La seguridad según yo
Me imaginaba con hoodie, dedos volando sobre el teclado y una playlist dramática. En realidad, estaba en pijama, con luces LED y pidiendo pizzas mientras decía “shh, no me vulneres, bro”.
Lo que pensé que hacía
— Cambiaba mi IP y me sentía en la deep web. — Creía que podía “colarme” en servidores como en las películas. — Me sentía elite, nivel pro gamer que hackea al sistema. LOL.
La cruda realidad
El VPN solo escondía mi IP; no me convirtió en Neo. Mi mayor hazaña fue ver Netflix en otro país y presumirlo como si hubiese cruzado una frontera digital. Cringe pero real.
Cómo se lo conté a mis amigos
Les mandé capturas de la app del VPN y un “miren qué pro” con emojis.

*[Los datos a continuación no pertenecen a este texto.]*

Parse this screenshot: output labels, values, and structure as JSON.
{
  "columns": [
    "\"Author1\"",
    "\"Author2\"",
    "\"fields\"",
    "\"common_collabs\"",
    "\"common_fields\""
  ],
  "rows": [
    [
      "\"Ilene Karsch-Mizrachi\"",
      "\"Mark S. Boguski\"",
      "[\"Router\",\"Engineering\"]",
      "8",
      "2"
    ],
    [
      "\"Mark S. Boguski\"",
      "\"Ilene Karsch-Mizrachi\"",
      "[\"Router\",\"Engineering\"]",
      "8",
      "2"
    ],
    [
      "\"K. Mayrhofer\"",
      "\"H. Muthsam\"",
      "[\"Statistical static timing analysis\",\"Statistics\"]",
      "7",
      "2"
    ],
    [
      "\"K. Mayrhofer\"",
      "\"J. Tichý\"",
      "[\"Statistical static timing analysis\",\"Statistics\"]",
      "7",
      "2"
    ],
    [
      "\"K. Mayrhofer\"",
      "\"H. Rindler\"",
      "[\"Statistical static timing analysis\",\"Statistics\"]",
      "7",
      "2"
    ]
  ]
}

Resultado: reacciones de risa, capturas de pantalla por doquier y un meme privado que rodó hasta el grupo de la abuela.
Lecciones (rápidas y útiles)
- Un VPN no te da superpoderes. - Sí protege privacidad básica, pero no te hace hacker. - Aún puedes seguir siendo el mismo humano que olvida la contraseña del Wi‑Fi.
Moraleja: disfruta el flex digital, pero no intentes que tu router te llame “Maestro del Ciberespacio”. Sigue siendo divertido, comparte la historia y ríete de ti mismo. Al fin y al cabo, ser “hacker por un día” es mejor que no tener anécdotas para el grupo.